Alors bien sûr, il y a des contre-exemples, principalement dans l'Akiz : Roméo et Juliette vont vraiment jusqu'au bout, tués par la bêtise de leur époque - non leurs parents, mais leur ennui - et Elvire semble être prête à tout, même à jouer le jeu.
Trashing classics.
Parce que bon, la démarche artistique n'est pas franchement le fond de ces objets télévisuels (je préfère ça à "téléfilms") : les mythes et les schémas narratifs, même adaptés, restent porteurs de leurs messages, restent éloquents. Macaigne et Akiz n'y apportent rien qu'une nouvelle forme. Le trash.
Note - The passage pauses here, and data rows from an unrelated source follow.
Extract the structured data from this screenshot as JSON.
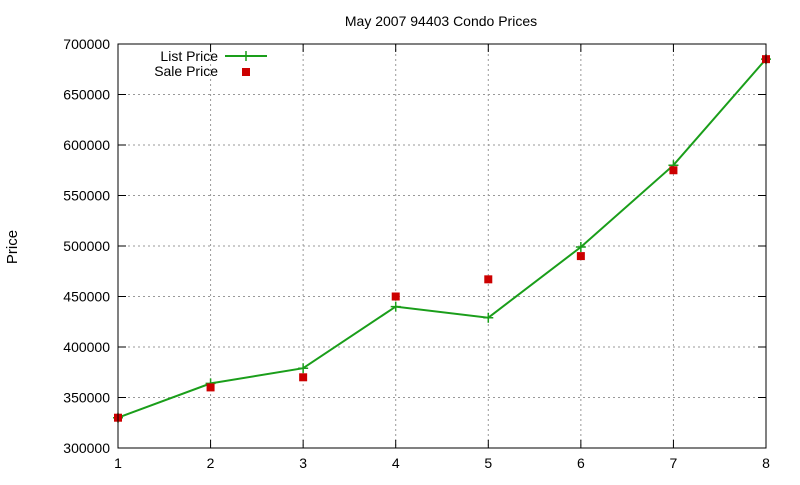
{
  "chart_data": {
    "type": "line",
    "title": "May 2007 94403 Condo Prices",
    "xlabel": "",
    "ylabel": "Price",
    "xlim": [
      1,
      8
    ],
    "ylim": [
      300000,
      700000
    ],
    "xticks": [
      1,
      2,
      3,
      4,
      5,
      6,
      7,
      8
    ],
    "yticks": [
      300000,
      350000,
      400000,
      450000,
      500000,
      550000,
      600000,
      650000,
      700000
    ],
    "grid": true,
    "legend_position": "top-left",
    "series": [
      {
        "name": "List Price",
        "style": "line-with-plus-markers",
        "color": "#1a9e1a",
        "x": [
          1,
          2,
          3,
          4,
          5,
          6,
          7,
          8
        ],
        "y": [
          330000,
          364000,
          379000,
          440000,
          429000,
          499000,
          580000,
          685000
        ]
      },
      {
        "name": "Sale Price",
        "style": "square-markers",
        "color": "#cc0000",
        "x": [
          1,
          2,
          3,
          4,
          5,
          6,
          7,
          8
        ],
        "y": [
          330000,
          360000,
          370000,
          450000,
          467000,
          490000,
          575000,
          685000
        ]
      }
    ]
  }
}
Quelque part, dans cette trashisation des classiques, ce n'est pas une volonté de rendre ces classiques plus modernes en les illustrant de hard rock ou en faisant vomir et baiser les acteurs sur le plateau, non : c'est un besoin de faire se rencontrer les genres les plus éloignés dans l'imaginaire collectif, pour effacer les frontières. Avec un impératif : quand tu joues à ça, tu te dois de réussir. Parce qu'il y a ceux qui l'installent par touches, par jeu (Marie-Antoinette, Sofia Coppola), ceux qui le subliment (Casanova variations, de Michael Sturminger, qui met en parallèle la vie romancée de Casanova et le montage de nos jours d'une pièce sur sa vie), ceux qui adaptent avec justesse (Romeo+Juliet, de Baz Lurhmann, qui transpose les amants de Vérone dans le Los Angeles des gangs)... et ceux qui font exploser les codes, quitte à ne rien maîtriser (le Richard III mis en scène par Thomas Jolly, par exemple). C'est un peu comme ceux qui utilisent les mythes grecs pour intellectualiser la lecture d'une de leurs oeuvres, insipide en vérité : c'est de la posture. Et de l'imposture.
Un peu comme faire l'inverse : vouloir refaire à tout prix du gnangnan en costume pour faire plus vrai. Ca rate souvent.
Parce que voyez-vous, chers auteurs, dramaturges, cinéastes, on peut être contemporain avec un thème ou un texte classique ET rester crédible et juste, sauf que c'est un exercice de haute volée, qui n'est pas à la portée de n'importe qui.